Six years ago, lawyers commenced a securities class action in the SDNY on behalf of all purchasers of shares of Smith Barney Capital Preservation Fund between September 11, 2000 and May 31, 2005. By virtue of allegedly having purchased over 75,000 shares of this security during the class period, a union pension fund named Operating Local 649 Annuity Trust Fund was selected by the court to be lead plaintiff.

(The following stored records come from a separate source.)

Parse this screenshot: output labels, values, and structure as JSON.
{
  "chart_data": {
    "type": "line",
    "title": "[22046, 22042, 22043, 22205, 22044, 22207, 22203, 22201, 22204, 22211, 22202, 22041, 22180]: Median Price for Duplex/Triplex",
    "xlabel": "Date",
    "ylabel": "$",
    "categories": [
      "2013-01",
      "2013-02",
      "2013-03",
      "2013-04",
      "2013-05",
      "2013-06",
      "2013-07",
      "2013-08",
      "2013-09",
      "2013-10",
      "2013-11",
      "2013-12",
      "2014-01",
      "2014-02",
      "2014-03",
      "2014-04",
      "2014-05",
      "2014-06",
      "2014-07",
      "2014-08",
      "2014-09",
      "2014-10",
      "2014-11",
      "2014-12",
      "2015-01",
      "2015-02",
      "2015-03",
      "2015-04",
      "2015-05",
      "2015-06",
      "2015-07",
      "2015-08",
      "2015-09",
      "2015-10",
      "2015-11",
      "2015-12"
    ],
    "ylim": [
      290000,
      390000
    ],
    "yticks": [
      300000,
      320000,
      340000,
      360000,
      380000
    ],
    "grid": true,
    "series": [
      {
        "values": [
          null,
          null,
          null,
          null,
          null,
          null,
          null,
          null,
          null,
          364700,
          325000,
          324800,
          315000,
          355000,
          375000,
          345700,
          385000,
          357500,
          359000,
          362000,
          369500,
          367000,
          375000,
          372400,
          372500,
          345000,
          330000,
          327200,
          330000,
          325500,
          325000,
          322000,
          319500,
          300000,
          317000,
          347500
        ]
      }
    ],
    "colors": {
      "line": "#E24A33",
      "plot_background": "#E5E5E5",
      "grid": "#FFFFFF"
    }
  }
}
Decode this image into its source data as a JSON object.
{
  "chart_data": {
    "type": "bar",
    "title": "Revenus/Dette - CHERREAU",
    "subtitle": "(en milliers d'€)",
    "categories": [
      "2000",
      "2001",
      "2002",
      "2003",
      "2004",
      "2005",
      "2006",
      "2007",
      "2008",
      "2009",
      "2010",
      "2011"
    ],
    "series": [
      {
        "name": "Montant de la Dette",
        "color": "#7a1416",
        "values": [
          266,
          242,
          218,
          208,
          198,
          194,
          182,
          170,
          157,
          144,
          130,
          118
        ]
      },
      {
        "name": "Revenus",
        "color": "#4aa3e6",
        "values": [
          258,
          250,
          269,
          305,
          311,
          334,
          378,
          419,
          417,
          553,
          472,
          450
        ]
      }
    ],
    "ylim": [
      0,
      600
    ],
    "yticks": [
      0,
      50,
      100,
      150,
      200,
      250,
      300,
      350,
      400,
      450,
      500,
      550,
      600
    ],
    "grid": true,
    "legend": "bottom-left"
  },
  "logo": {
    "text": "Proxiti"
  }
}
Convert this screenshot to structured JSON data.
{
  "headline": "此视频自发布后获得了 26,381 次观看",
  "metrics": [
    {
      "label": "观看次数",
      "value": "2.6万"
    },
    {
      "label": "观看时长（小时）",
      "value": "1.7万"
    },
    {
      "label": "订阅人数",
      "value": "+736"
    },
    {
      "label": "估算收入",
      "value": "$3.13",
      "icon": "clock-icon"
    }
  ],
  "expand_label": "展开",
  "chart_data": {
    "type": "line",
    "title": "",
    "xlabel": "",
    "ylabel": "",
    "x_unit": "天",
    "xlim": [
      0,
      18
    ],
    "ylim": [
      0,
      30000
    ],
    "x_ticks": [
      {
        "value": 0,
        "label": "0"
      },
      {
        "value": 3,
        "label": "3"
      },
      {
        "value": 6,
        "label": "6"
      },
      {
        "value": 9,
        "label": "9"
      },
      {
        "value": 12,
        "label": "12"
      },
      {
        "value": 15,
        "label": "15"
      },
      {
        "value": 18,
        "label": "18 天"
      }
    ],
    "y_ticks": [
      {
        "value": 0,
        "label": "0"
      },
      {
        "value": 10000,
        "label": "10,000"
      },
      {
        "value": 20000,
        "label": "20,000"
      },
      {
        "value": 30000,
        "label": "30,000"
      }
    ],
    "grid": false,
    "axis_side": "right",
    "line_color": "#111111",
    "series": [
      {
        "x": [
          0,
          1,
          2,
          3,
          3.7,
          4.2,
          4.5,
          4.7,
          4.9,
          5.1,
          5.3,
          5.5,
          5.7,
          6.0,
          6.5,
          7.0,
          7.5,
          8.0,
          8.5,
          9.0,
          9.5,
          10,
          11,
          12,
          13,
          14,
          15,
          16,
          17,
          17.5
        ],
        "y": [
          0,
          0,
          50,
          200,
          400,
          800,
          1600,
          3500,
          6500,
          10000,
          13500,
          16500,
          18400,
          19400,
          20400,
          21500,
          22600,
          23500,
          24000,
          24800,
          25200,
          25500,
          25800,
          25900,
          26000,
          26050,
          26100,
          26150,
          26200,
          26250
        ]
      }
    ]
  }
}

The case was litigated vigorously. As summarized by the court in an order yesterday, the last six years have been filled with extensive motion practice, an appeal to the Second Circuit, a remand back to the trial court, more motion practice, and discovery. Yesterday, however, a very frustrated U.S. District Judge William H. Pauley III dismissed Local 649 from the case after lead counsel for the plaintiffs advised the court that the lead plaintiff never actually purchased any of the securities at issue in the case. It turns out that Local 649 actually purchased shares in a different, albeit similarly named, security that was not at issue in the case-- the "Smith Barney Capital Preservation Collective Trust."

BusinessWeek reports that Judge Pauley was not amused and not particularly sympathetic to plaintiffs' counsel's explanation that it had relied on Local 649's certification that the union had bought shares in the Smith Barney Capital Preservation Fund. Counsel stated that in addition, the underlying brokerage statements "mistakenly reflected the mutual fund shares along with their ticker symbol."

Pauley attributed the error to “epic failures” by the lawyers on both sides of the case, saying it was a "seismic" error that had caused the litigation to become "Sisyphean." The judge faulted defense counsel, as well, for "fail[ing] to ask their clients whether Local 649 had invested in any of the Smith Barney funds and, if so, specifically which one. Had Smith Barney simply checked its records, it would have avoided six years of sparring with a phantom opponent.” The court stated that "the epic failures described in this memorandum and order offer a cautionary lesson for securities litigators" and "highlight the need for diligence at all stages of litigation."

As a result of the error, the court must now appoint a new lead plaintiff and lead counsel in the case.